One of the most remarkable things about the first Christians is that they didn’t try to hide, downplay, or gloss over the fact that the One they worshiped as King of Kings had been crucified. Paul says “I decided to know nothing among you except Jesus Christ, and him crucified.”
The early Christian hymn that Paul quotes in his letter to the Philippian church doesn’t merely say Jesus died, but that he was crucified. The earliest Christian creed doesn’t flinch from confessing that Jesus suffered under Pontius Pilate and was crucified.
For Christians living at such a far remove from the first century, the depth of this scandal may be hard to grasp, but your hero being crucified would be the last thing a Jew or a Roman living in antiquity would boast about. And yet the early Christians *did* boast about it.
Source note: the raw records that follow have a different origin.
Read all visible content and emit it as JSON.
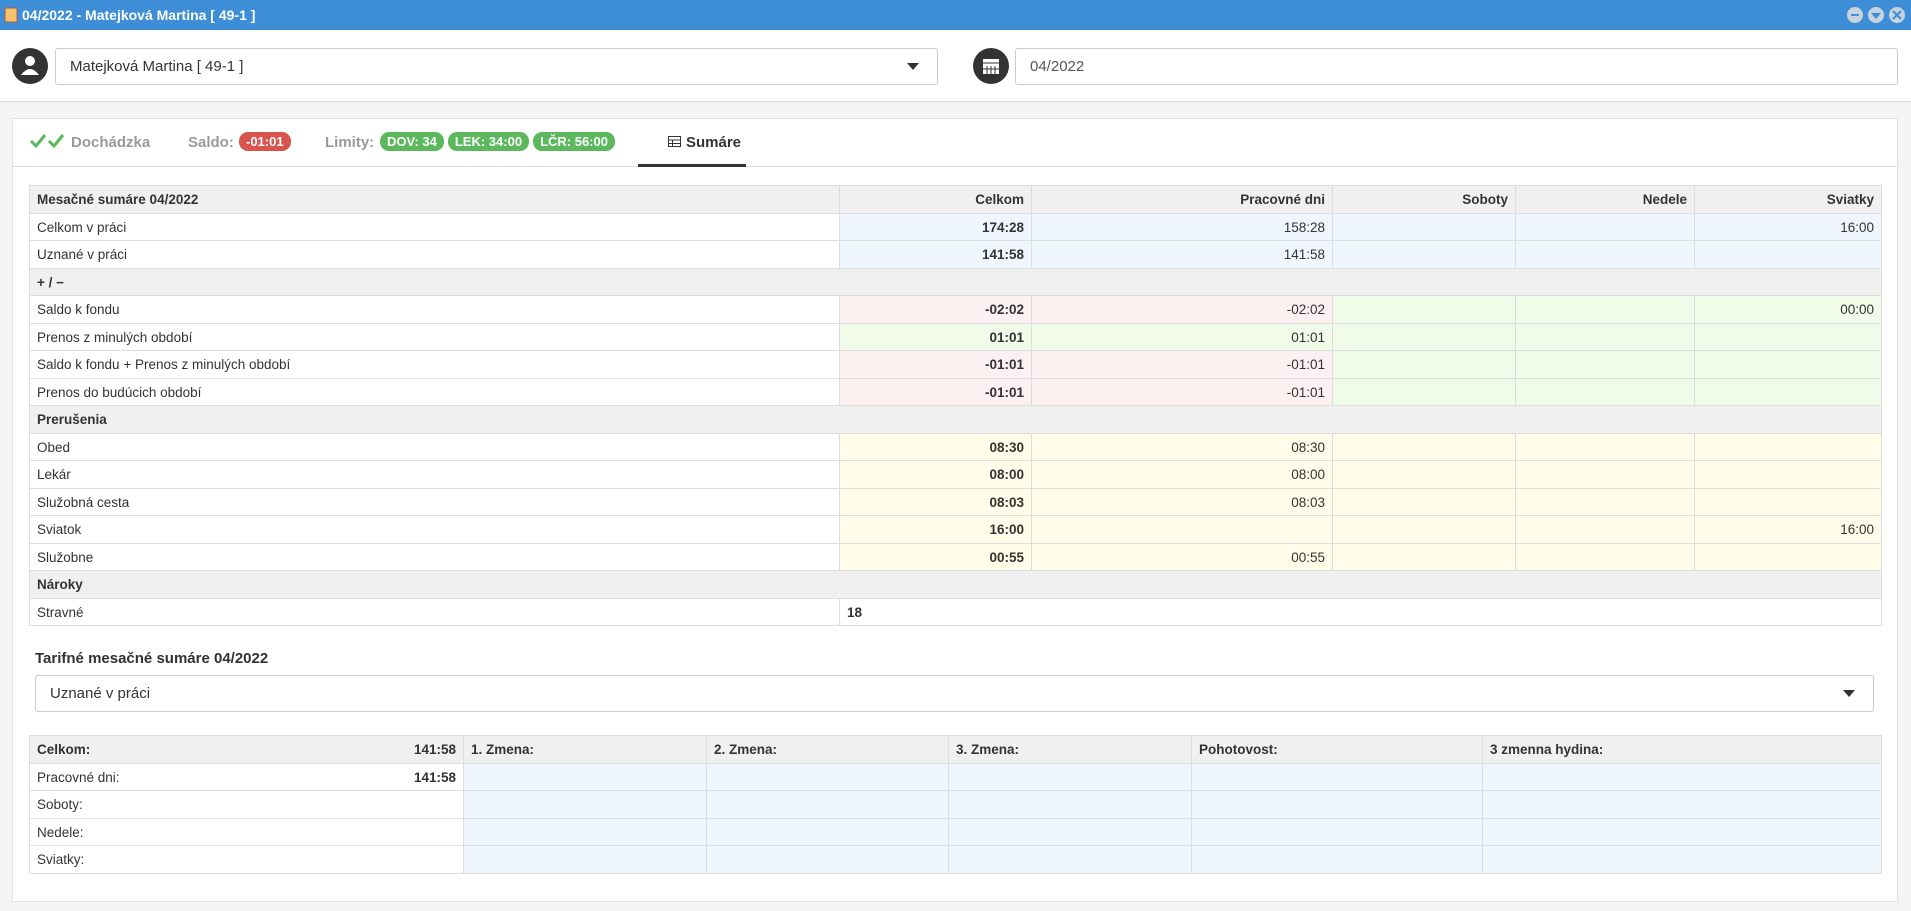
{
  "window": {
    "title": "04/2022 - Matejková Martina [ 49-1 ]"
  },
  "toolbar": {
    "person": "Matejková Martina [ 49-1 ]",
    "period": "04/2022"
  },
  "tabs": {
    "attendance": "Dochádzka",
    "balance": {
      "label": "Saldo:",
      "badge": "-01:01"
    },
    "limits": {
      "label": "Limity:",
      "badges": [
        "DOV: 34",
        "LEK: 34:00",
        "LČR: 56:00"
      ]
    },
    "summary": "Sumáre"
  },
  "summary_table": {
    "columns": [
      "Mesačné sumáre 04/2022",
      "Celkom",
      "Pracovné dni",
      "Soboty",
      "Nedele",
      "Sviatky"
    ],
    "sections": [
      {
        "rows": [
          {
            "label": "Celkom v práci",
            "cells": [
              "174:28",
              "158:28",
              null,
              null,
              "16:00"
            ]
          },
          {
            "label": "Uznané v práci",
            "cells": [
              "141:58",
              "141:58",
              null,
              null,
              null
            ]
          }
        ]
      },
      {
        "title": "+ / −",
        "rows": [
          {
            "label": "Saldo k fondu",
            "cells": [
              "-02:02",
              "-02:02",
              null,
              null,
              "00:00"
            ]
          },
          {
            "label": "Prenos z minulých období",
            "cells": [
              "01:01",
              "01:01",
              null,
              null,
              null
            ]
          },
          {
            "label": "Saldo k fondu + Prenos z minulých období",
            "cells": [
              "-01:01",
              "-01:01",
              null,
              null,
              null
            ]
          },
          {
            "label": "Prenos do budúcich období",
            "cells": [
              "-01:01",
              "-01:01",
              null,
              null,
              null
            ]
          }
        ]
      },
      {
        "title": "Prerušenia",
        "rows": [
          {
            "label": "Obed",
            "cells": [
              "08:30",
              "08:30",
              null,
              null,
              null
            ]
          },
          {
            "label": "Lekár",
            "cells": [
              "08:00",
              "08:00",
              null,
              null,
              null
            ]
          },
          {
            "label": "Služobná cesta",
            "cells": [
              "08:03",
              "08:03",
              null,
              null,
              null
            ]
          },
          {
            "label": "Sviatok",
            "cells": [
              "16:00",
              null,
              null,
              null,
              "16:00"
            ]
          },
          {
            "label": "Služobne",
            "cells": [
              "00:55",
              "00:55",
              null,
              null,
              null
            ]
          }
        ]
      },
      {
        "title": "Nároky",
        "rows": [
          {
            "label": "Stravné",
            "cells": [
              "18"
            ]
          }
        ]
      }
    ]
  },
  "tariff": {
    "title": "Tarifné mesačné sumáre 04/2022",
    "select": "Uznané v práci",
    "table": {
      "header": [
        "Celkom:",
        "141:58",
        "1. Zmena:",
        "2. Zmena:",
        "3. Zmena:",
        "Pohotovost:",
        "3 zmenna hydina:"
      ],
      "rows": [
        [
          "Pracovné dni:",
          "141:58"
        ],
        [
          "Soboty:",
          null
        ],
        [
          "Nedele:",
          null
        ],
        [
          "Sviatky:",
          null
        ]
      ]
    }
  }
}
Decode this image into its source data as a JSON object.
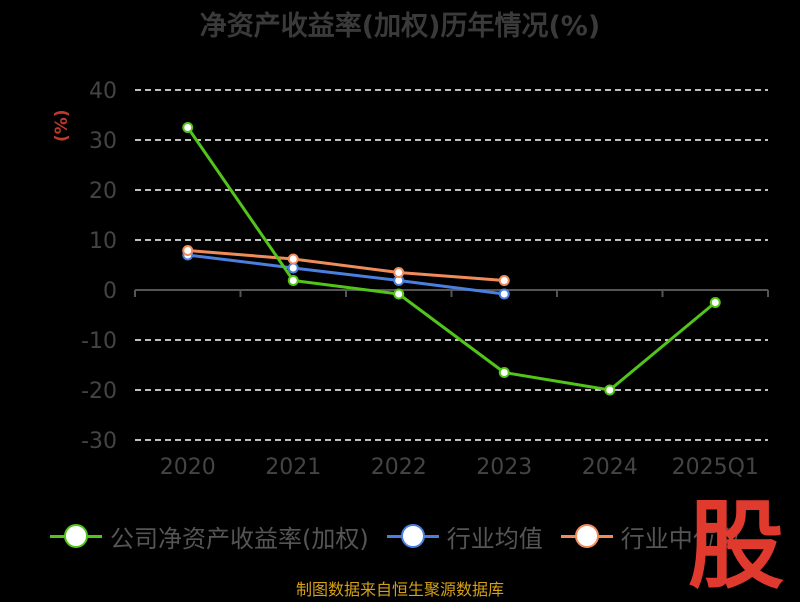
{
  "chart_data": {
    "type": "line",
    "title": "净资产收益率(加权)历年情况(%)",
    "ylabel": "(%)",
    "categories": [
      "2020",
      "2021",
      "2022",
      "2023",
      "2024",
      "2025Q1"
    ],
    "ylim": [
      -30,
      40
    ],
    "yticks": [
      40,
      30,
      20,
      10,
      0,
      -10,
      -20,
      -30
    ],
    "grid": true,
    "legend_position": "bottom",
    "series": [
      {
        "name": "公司净资产收益率(加权)",
        "color": "#52c41a",
        "values": [
          32.5,
          1.9,
          -0.8,
          -16.5,
          -20.0,
          -2.5
        ]
      },
      {
        "name": "行业均值",
        "color": "#4a7fe0",
        "values": [
          7.0,
          4.4,
          1.9,
          -0.8,
          null,
          null
        ]
      },
      {
        "name": "行业中位数",
        "color": "#f08c5a",
        "values": [
          7.9,
          6.2,
          3.5,
          1.9,
          null,
          null
        ]
      }
    ]
  },
  "legend": {
    "item1": "公司净资产收益率(加权)",
    "item2": "行业均值",
    "item3": "行业中位数"
  },
  "source": "制图数据来自恒生聚源数据库",
  "logo_text": "股"
}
Paul readily admitted that this was foolishness to Romans and offensive to Jews. But Paul also said it was the power and wisdom of God, contending that “God’s weakness is stronger than human strength.” Paul doesn’t mean that when God is weak, God is still stronger than humans.
That wouldn’t be scandalous, that would be just a typical boast about conventional power. Rather Paul is saying that God’s power *is* weakness! Think about that for a moment and you will realize that such an assertion is still scandalous today.
We are fascinated by conventional power—power to purchase, power to enforce our will, power to kill—and we are put off by any form of powerlessness. But it is precisely the powerlessness of God enacted by Jesus on the cross that saves the world.